I caught up with Hils. She was standing back by the front door.
‘Hmmmm,’ she said. ‘Here I think you will definitely need something very strong and simple, probably an “Aaaaahhhhhhhhhhhhhhhhhhhhhhh-hhhhhhhhhhhhhhhhhhhhhhhhhhhhhhhhhhhhhhh-hhhhhhhhhhhhhhhhhhhhhhhhhhhhhhhhhhhhhh-hhhhhhhhhhhhhhhhhhhhhhhhhhhhhhhhhhhhhhh-hhhhhhhhhhhhhhhhhhhhhhhhhhhhhhhhhhhhhh-hhhh-no-no-not-again-aaaaahhhhhhhhhhhhhhhhh-hhhhhhhhhhhhhhhhhhhhhhhhhhhhhhhhhhhhhhh-hhhhhhhhhhhhhhhhhhhhhhhhhhhhhhhhhhhhhhh-hhhhhhhhhhhhhhhhhhhhhhhhhhhhhhhhhhhhhhh-hhhhhhhhhhhhhhhhhhhhhhhhhh.”’
‘Hils, what are you talking about?’
‘Booby traps,’ said Hils. ‘I think you need to fit all the entrances to your house with booby traps. I have been developing a new range of booby traps. Each booby trap is named after what an enemy will yell out when they are caught in the booby trap.’
‘They all sound very horrible and painful.’
‘Affirmative.’
‘How much will they cost?’
‘Peace of mind doesn’t come cheap,’ said Hils.

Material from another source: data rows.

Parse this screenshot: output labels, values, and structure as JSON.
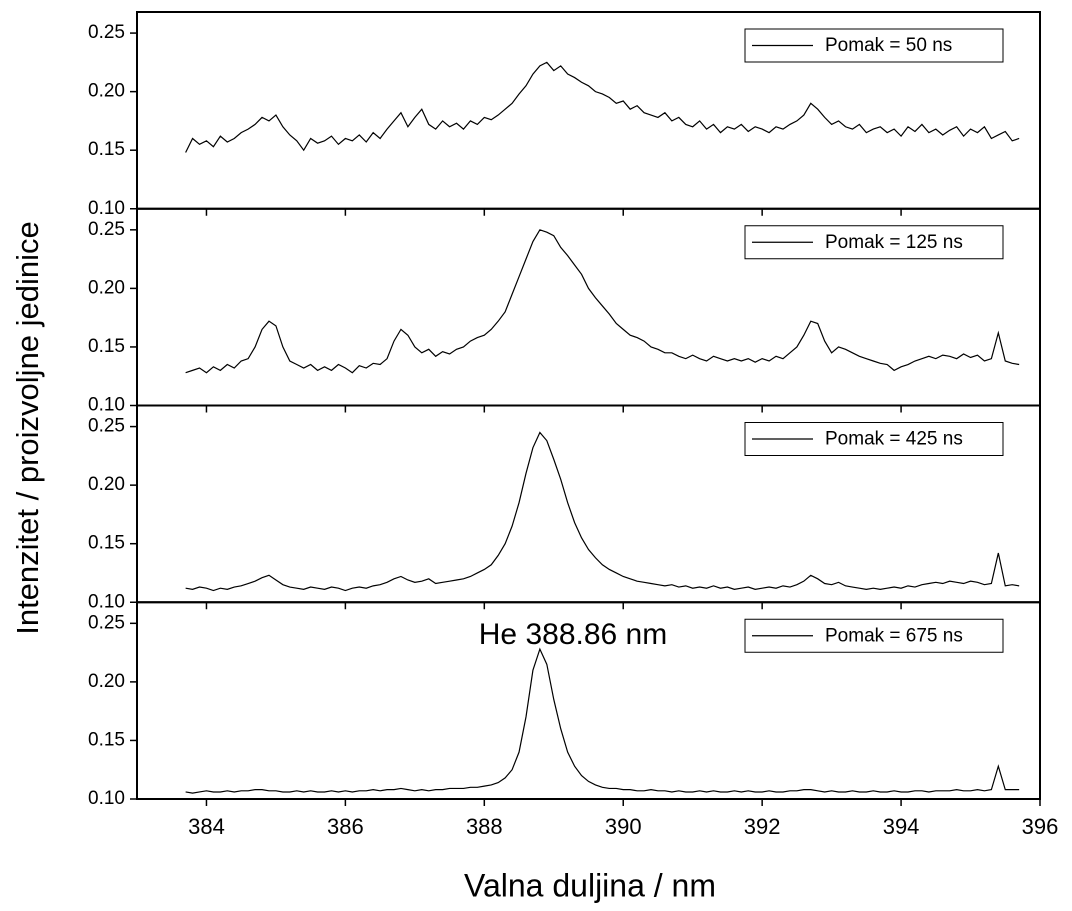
{
  "chart_data": [
    {
      "type": "line",
      "ylabel": "Intenzitet / proizvoljne jedinice",
      "xlim": [
        383,
        396
      ],
      "xticks": [
        384,
        386,
        388,
        390,
        392,
        394,
        396
      ],
      "ylim": [
        0.1,
        0.268
      ],
      "yticks": [
        {
          "value": 0.1,
          "label": "0.10"
        },
        0.15,
        {
          "value": 0.2,
          "label": "0.20"
        },
        0.25
      ],
      "x": [
        383.7,
        383.8,
        383.9,
        384.0,
        384.1,
        384.2,
        384.3,
        384.4,
        384.5,
        384.6,
        384.7,
        384.8,
        384.9,
        385.0,
        385.1,
        385.2,
        385.3,
        385.4,
        385.5,
        385.6,
        385.7,
        385.8,
        385.9,
        386.0,
        386.1,
        386.2,
        386.3,
        386.4,
        386.5,
        386.6,
        386.7,
        386.8,
        386.9,
        387.0,
        387.1,
        387.2,
        387.3,
        387.4,
        387.5,
        387.6,
        387.7,
        387.8,
        387.9,
        388.0,
        388.1,
        388.2,
        388.3,
        388.4,
        388.5,
        388.6,
        388.7,
        388.8,
        388.9,
        389.0,
        389.1,
        389.2,
        389.3,
        389.4,
        389.5,
        389.6,
        389.7,
        389.8,
        389.9,
        390.0,
        390.1,
        390.2,
        390.3,
        390.4,
        390.5,
        390.6,
        390.7,
        390.8,
        390.9,
        391.0,
        391.1,
        391.2,
        391.3,
        391.4,
        391.5,
        391.6,
        391.7,
        391.8,
        391.9,
        392.0,
        392.1,
        392.2,
        392.3,
        392.4,
        392.5,
        392.6,
        392.7,
        392.8,
        392.9,
        393.0,
        393.1,
        393.2,
        393.3,
        393.4,
        393.5,
        393.6,
        393.7,
        393.8,
        393.9,
        394.0,
        394.1,
        394.2,
        394.3,
        394.4,
        394.5,
        394.6,
        394.7,
        394.8,
        394.9,
        395.0,
        395.1,
        395.2,
        395.3,
        395.4,
        395.5,
        395.6,
        395.7
      ],
      "series": [
        {
          "name": "Pomak = 50 ns",
          "color": "#000000",
          "values": [
            0.148,
            0.16,
            0.155,
            0.158,
            0.153,
            0.162,
            0.157,
            0.16,
            0.165,
            0.168,
            0.172,
            0.178,
            0.175,
            0.18,
            0.17,
            0.163,
            0.158,
            0.15,
            0.16,
            0.156,
            0.158,
            0.162,
            0.155,
            0.16,
            0.158,
            0.163,
            0.157,
            0.165,
            0.16,
            0.168,
            0.175,
            0.182,
            0.17,
            0.178,
            0.185,
            0.172,
            0.168,
            0.175,
            0.17,
            0.173,
            0.168,
            0.175,
            0.172,
            0.178,
            0.176,
            0.18,
            0.185,
            0.19,
            0.198,
            0.205,
            0.215,
            0.222,
            0.225,
            0.218,
            0.222,
            0.215,
            0.212,
            0.208,
            0.205,
            0.2,
            0.198,
            0.195,
            0.19,
            0.192,
            0.185,
            0.188,
            0.182,
            0.18,
            0.178,
            0.182,
            0.175,
            0.178,
            0.172,
            0.17,
            0.175,
            0.168,
            0.172,
            0.165,
            0.17,
            0.168,
            0.172,
            0.166,
            0.17,
            0.168,
            0.165,
            0.17,
            0.168,
            0.172,
            0.175,
            0.18,
            0.19,
            0.185,
            0.178,
            0.172,
            0.175,
            0.17,
            0.168,
            0.172,
            0.165,
            0.168,
            0.17,
            0.165,
            0.168,
            0.162,
            0.17,
            0.166,
            0.172,
            0.165,
            0.168,
            0.163,
            0.167,
            0.17,
            0.162,
            0.168,
            0.165,
            0.17,
            0.16,
            0.163,
            0.166,
            0.158,
            0.16
          ]
        }
      ]
    },
    {
      "type": "line",
      "xlim": [
        383,
        396
      ],
      "xticks": [
        384,
        386,
        388,
        390,
        392,
        394,
        396
      ],
      "ylim": [
        0.1,
        0.268
      ],
      "yticks": [
        {
          "value": 0.1,
          "label": "0.10"
        },
        0.15,
        {
          "value": 0.2,
          "label": "0.20"
        },
        0.25
      ],
      "x": [
        383.7,
        383.8,
        383.9,
        384.0,
        384.1,
        384.2,
        384.3,
        384.4,
        384.5,
        384.6,
        384.7,
        384.8,
        384.9,
        385.0,
        385.1,
        385.2,
        385.3,
        385.4,
        385.5,
        385.6,
        385.7,
        385.8,
        385.9,
        386.0,
        386.1,
        386.2,
        386.3,
        386.4,
        386.5,
        386.6,
        386.7,
        386.8,
        386.9,
        387.0,
        387.1,
        387.2,
        387.3,
        387.4,
        387.5,
        387.6,
        387.7,
        387.8,
        387.9,
        388.0,
        388.1,
        388.2,
        388.3,
        388.4,
        388.5,
        388.6,
        388.7,
        388.8,
        388.9,
        389.0,
        389.1,
        389.2,
        389.3,
        389.4,
        389.5,
        389.6,
        389.7,
        389.8,
        389.9,
        390.0,
        390.1,
        390.2,
        390.3,
        390.4,
        390.5,
        390.6,
        390.7,
        390.8,
        390.9,
        391.0,
        391.1,
        391.2,
        391.3,
        391.4,
        391.5,
        391.6,
        391.7,
        391.8,
        391.9,
        392.0,
        392.1,
        392.2,
        392.3,
        392.4,
        392.5,
        392.6,
        392.7,
        392.8,
        392.9,
        393.0,
        393.1,
        393.2,
        393.3,
        393.4,
        393.5,
        393.6,
        393.7,
        393.8,
        393.9,
        394.0,
        394.1,
        394.2,
        394.3,
        394.4,
        394.5,
        394.6,
        394.7,
        394.8,
        394.9,
        395.0,
        395.1,
        395.2,
        395.3,
        395.4,
        395.5,
        395.6,
        395.7
      ],
      "series": [
        {
          "name": "Pomak = 125 ns",
          "color": "#000000",
          "values": [
            0.128,
            0.13,
            0.132,
            0.128,
            0.133,
            0.13,
            0.135,
            0.132,
            0.138,
            0.14,
            0.15,
            0.165,
            0.172,
            0.168,
            0.15,
            0.138,
            0.135,
            0.132,
            0.135,
            0.13,
            0.133,
            0.13,
            0.135,
            0.132,
            0.128,
            0.134,
            0.132,
            0.136,
            0.135,
            0.14,
            0.155,
            0.165,
            0.16,
            0.15,
            0.145,
            0.148,
            0.142,
            0.146,
            0.144,
            0.148,
            0.15,
            0.155,
            0.158,
            0.16,
            0.165,
            0.172,
            0.18,
            0.195,
            0.21,
            0.225,
            0.24,
            0.25,
            0.248,
            0.245,
            0.235,
            0.228,
            0.22,
            0.212,
            0.2,
            0.192,
            0.185,
            0.178,
            0.17,
            0.165,
            0.16,
            0.158,
            0.155,
            0.15,
            0.148,
            0.145,
            0.145,
            0.142,
            0.14,
            0.143,
            0.14,
            0.138,
            0.142,
            0.14,
            0.138,
            0.14,
            0.138,
            0.14,
            0.137,
            0.14,
            0.138,
            0.142,
            0.14,
            0.145,
            0.15,
            0.16,
            0.172,
            0.17,
            0.155,
            0.145,
            0.15,
            0.148,
            0.145,
            0.142,
            0.14,
            0.138,
            0.136,
            0.135,
            0.13,
            0.133,
            0.135,
            0.138,
            0.14,
            0.142,
            0.14,
            0.143,
            0.142,
            0.14,
            0.144,
            0.141,
            0.143,
            0.138,
            0.14,
            0.162,
            0.138,
            0.136,
            0.135
          ]
        }
      ]
    },
    {
      "type": "line",
      "xlim": [
        383,
        396
      ],
      "xticks": [
        384,
        386,
        388,
        390,
        392,
        394,
        396
      ],
      "ylim": [
        0.1,
        0.268
      ],
      "yticks": [
        {
          "value": 0.1,
          "label": "0.10"
        },
        0.15,
        {
          "value": 0.2,
          "label": "0.20"
        },
        0.25
      ],
      "x": [
        383.7,
        383.8,
        383.9,
        384.0,
        384.1,
        384.2,
        384.3,
        384.4,
        384.5,
        384.6,
        384.7,
        384.8,
        384.9,
        385.0,
        385.1,
        385.2,
        385.3,
        385.4,
        385.5,
        385.6,
        385.7,
        385.8,
        385.9,
        386.0,
        386.1,
        386.2,
        386.3,
        386.4,
        386.5,
        386.6,
        386.7,
        386.8,
        386.9,
        387.0,
        387.1,
        387.2,
        387.3,
        387.4,
        387.5,
        387.6,
        387.7,
        387.8,
        387.9,
        388.0,
        388.1,
        388.2,
        388.3,
        388.4,
        388.5,
        388.6,
        388.7,
        388.8,
        388.9,
        389.0,
        389.1,
        389.2,
        389.3,
        389.4,
        389.5,
        389.6,
        389.7,
        389.8,
        389.9,
        390.0,
        390.1,
        390.2,
        390.3,
        390.4,
        390.5,
        390.6,
        390.7,
        390.8,
        390.9,
        391.0,
        391.1,
        391.2,
        391.3,
        391.4,
        391.5,
        391.6,
        391.7,
        391.8,
        391.9,
        392.0,
        392.1,
        392.2,
        392.3,
        392.4,
        392.5,
        392.6,
        392.7,
        392.8,
        392.9,
        393.0,
        393.1,
        393.2,
        393.3,
        393.4,
        393.5,
        393.6,
        393.7,
        393.8,
        393.9,
        394.0,
        394.1,
        394.2,
        394.3,
        394.4,
        394.5,
        394.6,
        394.7,
        394.8,
        394.9,
        395.0,
        395.1,
        395.2,
        395.3,
        395.4,
        395.5,
        395.6,
        395.7
      ],
      "series": [
        {
          "name": "Pomak = 425 ns",
          "color": "#000000",
          "values": [
            0.112,
            0.111,
            0.113,
            0.112,
            0.11,
            0.112,
            0.111,
            0.113,
            0.114,
            0.116,
            0.118,
            0.121,
            0.123,
            0.119,
            0.115,
            0.113,
            0.112,
            0.111,
            0.113,
            0.112,
            0.111,
            0.113,
            0.112,
            0.11,
            0.112,
            0.113,
            0.112,
            0.114,
            0.115,
            0.117,
            0.12,
            0.122,
            0.119,
            0.117,
            0.118,
            0.12,
            0.116,
            0.117,
            0.118,
            0.119,
            0.12,
            0.122,
            0.125,
            0.128,
            0.132,
            0.14,
            0.15,
            0.165,
            0.185,
            0.21,
            0.232,
            0.245,
            0.238,
            0.222,
            0.205,
            0.185,
            0.168,
            0.155,
            0.145,
            0.138,
            0.132,
            0.128,
            0.125,
            0.122,
            0.12,
            0.118,
            0.117,
            0.116,
            0.115,
            0.114,
            0.115,
            0.113,
            0.114,
            0.112,
            0.113,
            0.112,
            0.114,
            0.112,
            0.113,
            0.111,
            0.112,
            0.113,
            0.111,
            0.112,
            0.113,
            0.112,
            0.114,
            0.113,
            0.115,
            0.118,
            0.123,
            0.12,
            0.116,
            0.115,
            0.117,
            0.114,
            0.113,
            0.112,
            0.111,
            0.112,
            0.111,
            0.112,
            0.113,
            0.112,
            0.114,
            0.113,
            0.115,
            0.116,
            0.117,
            0.116,
            0.118,
            0.117,
            0.116,
            0.118,
            0.117,
            0.115,
            0.116,
            0.142,
            0.114,
            0.115,
            0.114
          ]
        }
      ]
    },
    {
      "type": "line",
      "xlabel": "Valna duljina / nm",
      "annotation": "He 388.86 nm",
      "xlim": [
        383,
        396
      ],
      "xticks": [
        384,
        386,
        388,
        390,
        392,
        394,
        396
      ],
      "ylim": [
        0.1,
        0.268
      ],
      "yticks": [
        {
          "value": 0.1,
          "label": "0.10"
        },
        0.15,
        {
          "value": 0.2,
          "label": "0.20"
        },
        0.25
      ],
      "x": [
        383.7,
        383.8,
        383.9,
        384.0,
        384.1,
        384.2,
        384.3,
        384.4,
        384.5,
        384.6,
        384.7,
        384.8,
        384.9,
        385.0,
        385.1,
        385.2,
        385.3,
        385.4,
        385.5,
        385.6,
        385.7,
        385.8,
        385.9,
        386.0,
        386.1,
        386.2,
        386.3,
        386.4,
        386.5,
        386.6,
        386.7,
        386.8,
        386.9,
        387.0,
        387.1,
        387.2,
        387.3,
        387.4,
        387.5,
        387.6,
        387.7,
        387.8,
        387.9,
        388.0,
        388.1,
        388.2,
        388.3,
        388.4,
        388.5,
        388.6,
        388.7,
        388.8,
        388.9,
        389.0,
        389.1,
        389.2,
        389.3,
        389.4,
        389.5,
        389.6,
        389.7,
        389.8,
        389.9,
        390.0,
        390.1,
        390.2,
        390.3,
        390.4,
        390.5,
        390.6,
        390.7,
        390.8,
        390.9,
        391.0,
        391.1,
        391.2,
        391.3,
        391.4,
        391.5,
        391.6,
        391.7,
        391.8,
        391.9,
        392.0,
        392.1,
        392.2,
        392.3,
        392.4,
        392.5,
        392.6,
        392.7,
        392.8,
        392.9,
        393.0,
        393.1,
        393.2,
        393.3,
        393.4,
        393.5,
        393.6,
        393.7,
        393.8,
        393.9,
        394.0,
        394.1,
        394.2,
        394.3,
        394.4,
        394.5,
        394.6,
        394.7,
        394.8,
        394.9,
        395.0,
        395.1,
        395.2,
        395.3,
        395.4,
        395.5,
        395.6,
        395.7
      ],
      "series": [
        {
          "name": "Pomak = 675 ns",
          "color": "#000000",
          "values": [
            0.106,
            0.105,
            0.106,
            0.107,
            0.106,
            0.106,
            0.107,
            0.106,
            0.107,
            0.107,
            0.108,
            0.108,
            0.107,
            0.107,
            0.106,
            0.106,
            0.107,
            0.106,
            0.107,
            0.106,
            0.106,
            0.107,
            0.106,
            0.107,
            0.106,
            0.107,
            0.107,
            0.108,
            0.107,
            0.108,
            0.108,
            0.109,
            0.108,
            0.107,
            0.108,
            0.107,
            0.108,
            0.108,
            0.109,
            0.109,
            0.109,
            0.11,
            0.11,
            0.111,
            0.112,
            0.114,
            0.118,
            0.125,
            0.14,
            0.17,
            0.21,
            0.228,
            0.215,
            0.185,
            0.16,
            0.14,
            0.128,
            0.12,
            0.115,
            0.112,
            0.11,
            0.109,
            0.109,
            0.108,
            0.108,
            0.107,
            0.107,
            0.108,
            0.107,
            0.107,
            0.106,
            0.107,
            0.106,
            0.106,
            0.107,
            0.106,
            0.107,
            0.106,
            0.106,
            0.107,
            0.106,
            0.107,
            0.106,
            0.106,
            0.107,
            0.106,
            0.106,
            0.107,
            0.107,
            0.108,
            0.108,
            0.107,
            0.106,
            0.107,
            0.106,
            0.106,
            0.107,
            0.106,
            0.106,
            0.107,
            0.106,
            0.106,
            0.107,
            0.106,
            0.106,
            0.107,
            0.107,
            0.106,
            0.107,
            0.107,
            0.107,
            0.108,
            0.107,
            0.107,
            0.108,
            0.107,
            0.108,
            0.128,
            0.108,
            0.108,
            0.108
          ]
        }
      ]
    }
  ]
}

‘Does that mean your new booby traps cost a lot of money?’
‘Affirmative.’
I did not have a lot of money.
I did not get the booby traps installed.
Now I was being burglarised by a walking-mountain-man.
A walking-mountain-man who had THREATENED TO RIP OFF ONE OF MY ARMS AND USE IT TO POUND MY BRAIN INTO HUMMUS.